OxyGen: Unified KV Cache Management for Vision-Language-Action Models under Multi-Task Parallelism

OxyGen is a unified KV cache management paradigm for Vision-Language-Action Models that enables efficient on-device multi-task parallelism by treating KV cache as a shared resource, thereby eliminating redundant computation and achieving significant speedups in both language and action generation without quality degradation.

Xiangyu Li, Huaizhi Tang, Xin Ding, Weijun Wang, Ting Cao, Yunxin Liu

Published 2026-03-17
📖 4 min read☕ Coffee break read

Imagine you have a highly intelligent robot assistant named "Robo." Robo is trying to do three things at once:

  1. Move its arm to pick up a cup (Action).
  2. Talk to you about what it's doing (Language).
  3. Remember where it put the cup for later (Memory).

In the past, if you asked Robo to do all these things, it was like hiring three different people to do the same job, but they were all standing in a tiny kitchen trying to use the same stove. They kept bumping into each other, waiting in line, and re-cooking the same ingredients over and over again. The result? Robo was slow, clumsy, and often dropped the cup because it couldn't move its arm fast enough while it was busy talking.

This paper introduces OxyGen, a new way to manage Robo's brain so it can multitask smoothly. Here is how it works, using simple analogies:

The Problem: The "Isolated Kitchen"

Current robot systems treat every task as if it's happening in a separate, isolated kitchen.

  • Redundant Cooking: If Robo needs to look at a picture of a cup to move its arm and to talk about the cup, the old system makes the robot "cook" (process) that picture twice. It's a waste of time and energy.
  • The Traffic Jam: Even if they share the stove, the "Talking" task might take a long time to finish a sentence. While it's talking, the "Moving" task has to wait, even though moving the arm needs to happen instantly (like a reflex). This causes the robot to freeze or move jerkily.

The Solution: OxyGen (The Unified Manager)

OxyGen acts like a super-efficient head chef who manages the entire kitchen as one big, shared space. It uses two main tricks:

1. The "Shared Recipe Book" (Cross-Task KV Sharing)

In AI, the "KV Cache" is like a scratchpad or a working memory where the robot writes down what it has already seen and understood.

  • Old Way: Every time the robot starts a new task (move, talk, remember), it throws away the scratchpad and starts writing from scratch, even if it's looking at the same cup.
  • OxyGen Way: The head chef says, "Hey, we already looked at the cup! Let's just keep that page in the scratchpad."
  • The Result: The robot doesn't waste time re-reading the cup. It instantly shares that understanding between the arm-moving task and the talking task. It's like sharing a single Google Doc instead of emailing three different Word files back and forth.

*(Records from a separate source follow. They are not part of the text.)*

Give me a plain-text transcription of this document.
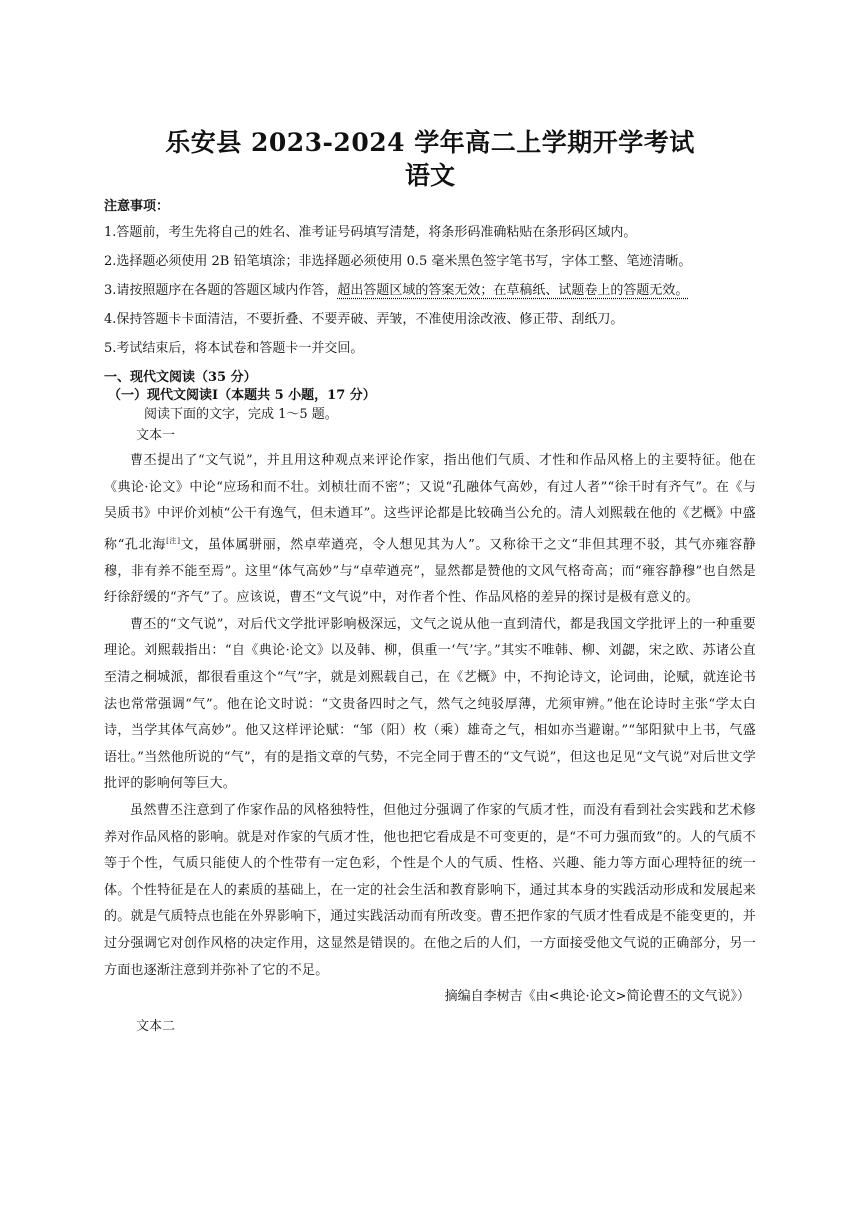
乐安县 2023-2024 学年高二上学期开学考试
语文

注意事项：

1.答题前，考生先将自己的姓名、准考证号码填写清楚，将条形码准确粘贴在条形码区域内。

2.选择题必须使用 2B 铅笔填涂；非选择题必须使用 0.5 毫米黑色签字笔书写，字体工整、笔迹清晰。

3.请按照题序在各题的答题区域内作答，超出答题区域的答案无效；在草稿纸、试题卷上的答题无效。

4.保持答题卡卡面清洁，不要折叠、不要弄破、弄皱，不准使用涂改液、修正带、刮纸刀。

5.考试结束后，将本试卷和答题卡一并交回。

一、现代文阅读（35 分）

（一）现代文阅读Ⅰ（本题共 5 小题，17 分）

阅读下面的文字，完成 1～5 题。

文本一

曹丕提出了“文气说”，并且用这种观点来评论作家，指出他们气质、才性和作品风格上的主要特征。他在《典论·论文》中论“应玚和而不壮。刘桢壮而不密”；又说“孔融体气高妙，有过人者”“徐干时有齐气”。在《与吴质书》中评价刘桢“公干有逸气，但未遒耳”。这些评论都是比较确当公允的。清人刘熙载在他的《艺概》中盛称“孔北海[注]文，虽体属骈丽，然卓荦遒亮，令人想见其为人”。又称徐干之文“非但其理不驳，其气亦雍容静穆，非有养不能至焉”。这里“体气高妙”与“卓荦遒亮”，显然都是赞他的文风气格奇高；而“雍容静穆”也自然是纡徐舒缓的“齐气”了。应该说，曹丕“文气说”中，对作者个性、作品风格的差异的探讨是极有意义的。

曹丕的“文气说”，对后代文学批评影响极深远，文气之说从他一直到清代，都是我国文学批评上的一种重要理论。刘熙载指出：“自《典论·论文》以及韩、柳，俱重一‘气’字。”其实不唯韩、柳、刘勰，宋之欧、苏诸公直至清之桐城派，都很看重这个“气”字，就是刘熙载自己，在《艺概》中，不拘论诗文，论词曲，论赋，就连论书法也常常强调“气”。他在论文时说：“文贵备四时之气，然气之纯驳厚薄，尤须审辨。”他在论诗时主张“学太白诗，当学其体气高妙”。他又这样评论赋：“邹（阳）枚（乘）雄奇之气，相如亦当避谢。”“邹阳狱中上书，气盛语壮。”当然他所说的“气”，有的是指文章的气势，不完全同于曹丕的“文气说”，但这也足见“文气说”对后世文学批评的影响何等巨大。

虽然曹丕注意到了作家作品的风格独特性，但他过分强调了作家的气质才性，而没有看到社会实践和艺术修养对作品风格的影响。就是对作家的气质才性，他也把它看成是不可变更的，是“不可力强而致”的。人的气质不等于个性，气质只能使人的个性带有一定色彩，个性是个人的气质、性格、兴趣、能力等方面心理特征的统一体。个性特征是在人的素质的基础上，在一定的社会生活和教育影响下，通过其本身的实践活动形成和发展起来的。就是气质特点也能在外界影响下，通过实践活动而有所改变。曹丕把作家的气质才性看成是不能变更的，并过分强调它对创作风格的决定作用，这显然是错误的。在他之后的人们，一方面接受他文气说的正确部分，另一方面也逐渐注意到并弥补了它的不足。

摘编自李树吉《由<典论·论文>简论曹丕的文气说》）

文本二
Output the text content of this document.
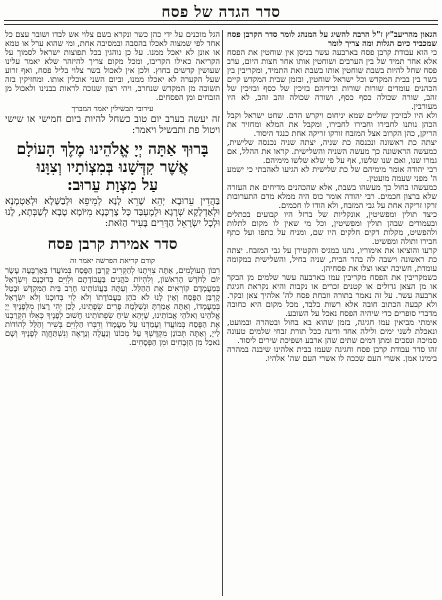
סדר הגדה של פסח

הגאון מהריעב"ץ ז"ל הרבה להשיג על המנהג לומר סדר הקרבן פסח שמכביד כיום הגלות ומה צריך לומר

כי הוא עבודת קרבן פסח בארבעה עשר בניסן אין שוחטין את הפסח אלא אחר תמיד של בין הערבים ושוחטין אותו אחר חצות היום, ערב פסח שחל להיות בשבת שוחטין אותו בשבת ואת התמיד, ומקריבין בין בשר בין בבית המקדש וכל ישראל שוחטין, ובזמן שבית המקדש קיים הכהנים עומדים שורות שורות ובידיהם בזיכין של כסף ובזיכין של זהב, שורה שכולה כסף כסף, ושורה שכולה זהב זהב, לא היו מעורבין.
ולא היו לבזיכין שוליים שמא יניחום ויקרש הדם. שחט ישראל וקבל הכהן נותנו לחבירו וחבירו לחבירו, ומקבל את המלא ומחזיר את הריקן, כהן הקרוב אצל המזבח זורקו זריקה אחת כנגד היסוד.
יצתה כת ראשונה ונכנסה כת שניה, יצתה שניה נכנסה שלישית, כמעשה הראשונה כך מעשה השניה והשלישית. קראו את ההלל, אם גמרו שנו, ואם שנו שלשו, אף על פי שלא שלשו מימיהם.
רבי יהודה אומר מימיהם של כת שלישית לא הגיעו לאהבתי כי ישמע ה' מפני שעמה מועטין.
כמעשהו בחול כך מעשהו בשבת, אלא שהכהנים מדיחים את העזרה שלא ברצון חכמים. רבי יהודה אומר כוס היה ממלא מדם התערובות זרקו זריקה אחת על גבי המזבח, ולא הודו לו חכמים.
כיצד תולין ומפשיטין, אונקליות של ברזל היו קבועים בכתלים ובעמודים שבהן תולין ומפשיטין, וכל מי שאין לו מקום לתלות ולהפשיט, מקלות דקים חלקים היו שם, ומניח על כתפו ועל כתף חבירו ותולה ומפשיט.
קרעו והוציאו את אימוריו, נתנו במגיס והקטירן על גבי המזבח. יצתה כת ראשונה וישבה לה בהר הבית, שניה בחיל, והשלישית במקומה עומדת, חשיכה יצאו וצלו את פסחיהן.
כשמקריבין את הפסח מקריבין עמו בארבעה עשר שלמים מן הבקר או מן הצאן גדולים או קטנים זכרים או נקבות והיא נקראת חגיגת ארבעה עשר. על זה נאמר בתורה וזבחת פסח לה' אלהיך צאן ובקר. ולא קבעה הכתוב חובה אלא רשות בלבד, מכל מקום היא כחובה מדברי סופרים כדי שיהיה הפסח נאכל על השובע.
אימתי מביאין עמו חגיגה, בזמן שהוא בא בחול ובטהרה ובמועט, ונאכלת לשני ימים ולילה אחד ודינה ככל תורת זבחי שלמים טעונה סמיכה ונסכים ומתן דמים שתים שהן ארבע ושפיכת שירים ליסוד.
זהו סדר עבודת קרבן פסח וחגיגה שעמו בבית אלהינו שיבנה במהרה בימינו אמן. אשרי העם שככה לו אשרי העם שה' אלהיו.

הגל מוכנים על ידי כהן כשר ונקרא בשם צלוי אש לבדו ושובר עצם כל אחד לפי שמצוה לאכלו בהסבה ובמסיבה אחת, ומי שהוא ערל או טמא או אונן לא יאכל ממנו. על כן נוהגין בכל תפוצות ישראל לסמוך על הקריאה כאילו הקריבו, ומכל מקום צריך להיזהר שלא יאמר עלינו שעושין קדשים בחוץ. ולכן אין לאכול בשר צלוי בליל פסח, ואף זרוע שעל הקערה לא יאכלו ממנו, וביום השני אוכלין אותו. ומחזיקין בזה תשובה מן המקדש שנחרב, ויהי רצון שנזכה לראות בבנינו ולאכול מן הזבחים ומן הפסחים.

עירובי תבשילין יאמר המברך

זה יעשה בערב יום טוב כשחל להיות ביום חמישי או שישי ויטול פת ותבשיל ויאמר:

בָּרוּךְ אַתָּה יְיָ אֱלֹהֵינוּ מֶלֶךְ הָעוֹלָם
אֲשֶׁר קִדְּשָׁנוּ בְּמִצְוֹתָיו וְצִוָּנוּ
עַל מִצְוַת עֵרוּב:

בַּהֲדֵין עֵרוּבָא יְהֵא שָׁרֵא לָנָא לְמֵיפֵא וּלְבַשָּׁלָא וּלְאַטְמָנָא וּלְאַדְלָקָא שְׁרָגָא וּלְמֶעְבַּד כָּל צָרְכָּנָא מִיּוֹמָא טָבָא לְשַׁבְּתָא, לָנוּ וּלְכָל יִשְׂרָאֵל הַדָּרִים בָּעִיר הַזֹּאת:

סדר אמירת קרבן פסח
קודם קריאת הפרשה יאמר זה

רִבּוֹן הָעוֹלָמִים, אַתָּה צִוִּיתָנוּ לְהַקְרִיב קָרְבַּן הַפֶּסַח בְּמוֹעֲדוֹ בְּאַרְבָּעָה עָשָׂר יוֹם לַחֹדֶשׁ הָרִאשׁוֹן, וְלִהְיוֹת כֹּהֲנִים בַּעֲבוֹדָתָם וּלְוִיִּם בְּדוּכָנָם וְיִשְׂרָאֵל בְּמַעֲמָדָם קוֹרְאִים אֶת הַהַלֵּל. וְעַתָּה בַּעֲוֹנוֹתֵינוּ חָרַב בֵּית הַמִּקְדָּשׁ וּבָטַל קָרְבַּן הַפֶּסַח וְאֵין לָנוּ לֹא כֹהֵן בַּעֲבוֹדָתוֹ וְלֹא לֵוִי בְּדוּכָנוֹ וְלֹא יִשְׂרָאֵל בְּמַעֲמָדוֹ, וְאַתָּה אָמַרְתָּ וּנְשַׁלְּמָה פָרִים שְׂפָתֵינוּ, לָכֵן יְהִי רָצוֹן מִלְּפָנֶיךָ יְיָ אֱלֹהֵינוּ וֵאלֹהֵי אֲבוֹתֵינוּ, שֶׁיְּהֵא שִׂיחַ שִׂפְתוֹתֵינוּ חָשׁוּב לְפָנֶיךָ כְּאִלּוּ הִקְרַבְנוּ אֶת הַפֶּסַח בְּמוֹעֲדוֹ וְעָמַדְנוּ עַל מַעֲמָדוֹ וְדִבְּרוּ הַלְוִיִּם בְּשִׁיר וְהַלֵּל לְהוֹדוֹת לַייָ, וְאַתָּה תְּכוֹנֵן מִקְדָּשְׁךָ עַל מְכוֹנוֹ וְנַעֲלֶה וְנֵרָאֶה וְנִשְׁתַּחֲוֶה לְפָנֶיךָ וְשָׁם נֹאכַל מִן הַזְּבָחִים וּמִן הַפְּסָחִים.
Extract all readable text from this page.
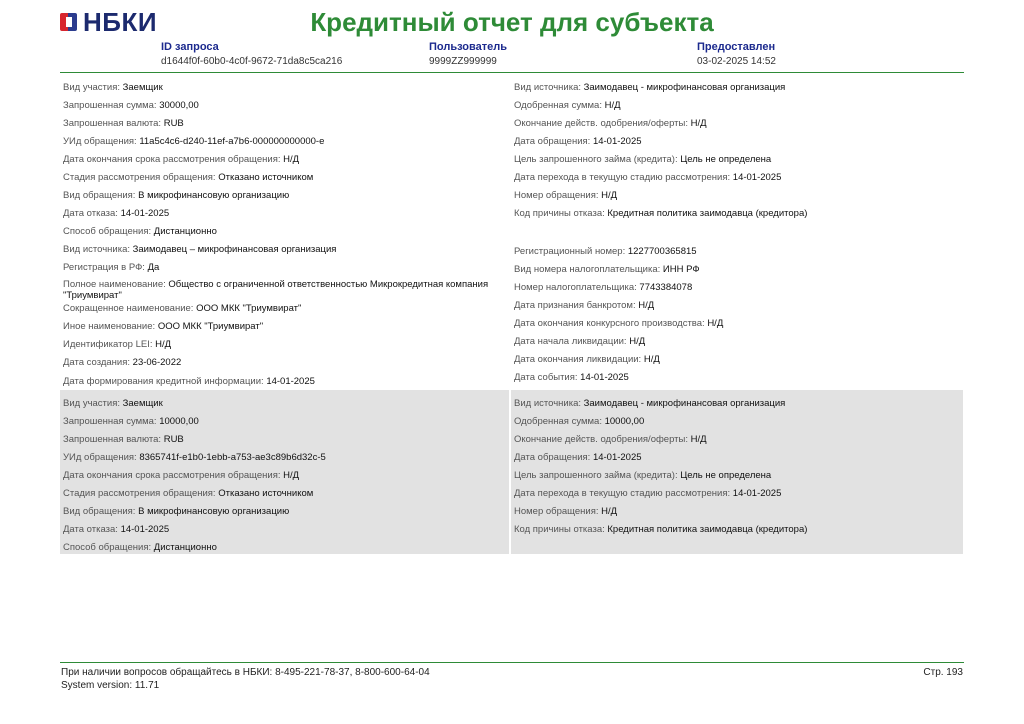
НБКИ	Кредитный отчет для субъекта
ID запроса
d1644f0f-60b0-4c0f-9672-71da8c5ca216
Пользователь
9999ZZ999999
Предоставлен
03-02-2025 14:52
Вид участия: Заемщик
Запрошенная сумма: 30000,00
Запрошенная валюта: RUB
УИд обращения: 11a5c4c6-d240-11ef-a7b6-000000000000-e
Дата окончания срока рассмотрения обращения: Н/Д
Стадия рассмотрения обращения: Отказано источником
Вид обращения: В микрофинансовую организацию
Дата отказа: 14-01-2025
Способ обращения: Дистанционно
Вид источника: Заимодавец – микрофинансовая организация
Регистрация в РФ: Да
Полное наименование: Общество с ограниченной ответственностью Микрокредитная компания "Триумвират"
Сокращенное наименование: ООО МКК "Триумвират"
Иное наименование: ООО МКК "Триумвират"
Идентификатор LEI: Н/Д
Дата создания: 23-06-2022
Дата формирования кредитной информации: 14-01-2025
Вид источника: Заимодавец - микрофинансовая организация
Одобренная сумма: Н/Д
Окончание действ. одобрения/оферты: Н/Д
Дата обращения: 14-01-2025
Цель запрошенного займа (кредита): Цель не определена
Дата перехода в текущую стадию рассмотрения: 14-01-2025
Номер обращения: Н/Д
Код причины отказа: Кредитная политика заимодавца (кредитора)
Регистрационный номер: 1227700365815
Вид номера налогоплательщика: ИНН РФ
Номер налогоплательщика: 7743384078
Дата признания банкротом: Н/Д
Дата окончания конкурсного производства: Н/Д
Дата начала ликвидации: Н/Д
Дата окончания ликвидации: Н/Д
Дата события: 14-01-2025
Вид участия: Заемщик
Запрошенная сумма: 10000,00
Запрошенная валюта: RUB
УИд обращения: 8365741f-e1b0-1ebb-a753-ae3c89b6d32c-5
Дата окончания срока рассмотрения обращения: Н/Д
Стадия рассмотрения обращения: Отказано источником
Вид обращения: В микрофинансовую организацию
Дата отказа: 14-01-2025
Способ обращения: Дистанционно
Вид источника: Заимодавец - микрофинансовая организация
Одобренная сумма: 10000,00
Окончание действ. одобрения/оферты: Н/Д
Дата обращения: 14-01-2025
Цель запрошенного займа (кредита): Цель не определена
Дата перехода в текущую стадию рассмотрения: 14-01-2025
Номер обращения: Н/Д
Код причины отказа: Кредитная политика заимодавца (кредитора)
При наличии вопросов обращайтесь в НБКИ: 8-495-221-78-37, 8-800-600-64-04
System version: 11.71
Стр. 193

2. The "Assembly Line" (Cross-Frame Continuous Batching)

Robots have different deadlines. Moving an arm needs to happen now (every 1/60th of a second). Talking can happen a bit slower, over several seconds.

  • Old Way: The robot stops everything to finish a whole sentence before moving its arm again. This makes the arm stop and start (jerky motion).
  • OxyGen Way: Imagine an assembly line. While the robot is moving its arm for this second, it is also quietly working on the next few words of the sentence in the background. It batches (groups) the talking tasks together so the computer chip works on them all at once, efficiently.
  • The Result: The arm moves smoothly and quickly (like a human), while the robot is simultaneously churning out a long, detailed story without slowing down.

The Real-World Impact

The researchers tested this on a powerful robot brain (called π0.5\pi0.5) running on a standard gaming graphics card (RTX 4090).

  • Speed: The robot became 3.7 times faster.
  • Smoothness: It could move its arm at 70 times per second (super smooth) while still talking at a very fast speed (200 words per second).
  • Quality: Crucially, it didn't make mistakes. The robot still picked up the cup correctly; it just did it much faster and without getting "tired" from the traffic jams.

Summary

Think of OxyGen as the difference between a chaotic kitchen where three cooks fight over one stove, versus a well-organized kitchen with one head chef who shares ingredients and runs an assembly line. It allows our robot friends to finally do what humans do best: walk and chew gum at the same time, but with the speed and precision of a machine.